La versatilità di Flexibox si esprime anche attraverso le numerose configurazioni disponibili: baie interne o esterne, singolo o doppio livello di carico, e la modalità “Smart preparation” per la pre-preparazione degli ordini, pensata per soddisfare le richieste di un mercato sempre più orientato all’efficienza operativa. Anche in questo caso, emerge una flessibilità che rende Flexibox una proposta scalabile e personalizzabile, adeguata per player che operano in settori caratterizzati da volumi crescenti e attività strutturate.

“Modula Flexibox – spiegano dall’azienda Modula S.p.A. – rappresenta una scelta strategica per chi desidera innovare i propri processi, migliorare la gestione del magazzino, abbattere i costi e garantire tempi di risposta rapidi. Grazie alla combinazione di design innovativo, alte prestazioni e attenzione all’ambiente, il sistema che lanciamo alla fiera Mecspe costituisce il partner ideale per affrontare le sfide della logistica moderna, restando competitivi in un mercato in costante evoluzione”.

ABOUT MODULA S.P.A.

Fondata nel 1987, Modula S.p.A. è leader globale nei sistemi automatizzati di stoccaggio e recupero. Con sedi a Salvaterra di Casalgrande, in provincia di Reggio Emilia, e a Fiorano Modenese, in provincia di Modena, l’azienda è specializzata in soluzioni innovative che ottimizzano le operazioni di magazzino e migliorano la gestione dell’inventario per le aziende di tutto il mondo.

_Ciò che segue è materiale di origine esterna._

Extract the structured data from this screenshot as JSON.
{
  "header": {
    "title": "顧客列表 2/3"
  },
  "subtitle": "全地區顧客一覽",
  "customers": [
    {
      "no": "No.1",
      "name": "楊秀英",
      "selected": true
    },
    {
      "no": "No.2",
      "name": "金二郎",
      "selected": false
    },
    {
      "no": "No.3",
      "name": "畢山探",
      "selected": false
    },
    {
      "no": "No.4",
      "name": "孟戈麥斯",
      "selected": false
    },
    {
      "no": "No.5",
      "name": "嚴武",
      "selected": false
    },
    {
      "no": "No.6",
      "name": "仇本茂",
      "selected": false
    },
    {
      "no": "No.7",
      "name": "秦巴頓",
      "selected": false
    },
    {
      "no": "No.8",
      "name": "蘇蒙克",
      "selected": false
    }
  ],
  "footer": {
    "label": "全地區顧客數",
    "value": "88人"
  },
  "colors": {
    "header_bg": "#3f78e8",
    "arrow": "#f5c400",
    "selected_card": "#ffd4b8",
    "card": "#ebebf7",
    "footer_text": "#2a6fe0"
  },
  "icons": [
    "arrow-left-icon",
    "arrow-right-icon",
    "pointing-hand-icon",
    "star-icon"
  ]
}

Con la missione di “ottimizzare l’intralogistica di tutte le aziende, indipendentemente dalle loro dimensioni o settore, fornendo le migliori soluzioni di stoccaggio automatizzato”, Modula offre proposte di stoccaggio all’avanguardia che massimizzano l’utilizzo dello spazio e semplificano i flussi di lavoro. La dedizione dell’azienda all’innovazione e alla qualità ha guidato la sua espansione globale, con stabilimenti produttivi in Italia, USA e Cina, e una presenza in oltre 50 paesi.

Le principali conquiste di Modula includono avanzamenti pionieristici nei moduli di sollevamento verticale (Vlm), numerosi riconoscimenti del settore e un impegno per la sostenibilità attraverso pratiche ecologiche e prodotti energeticamente efficienti.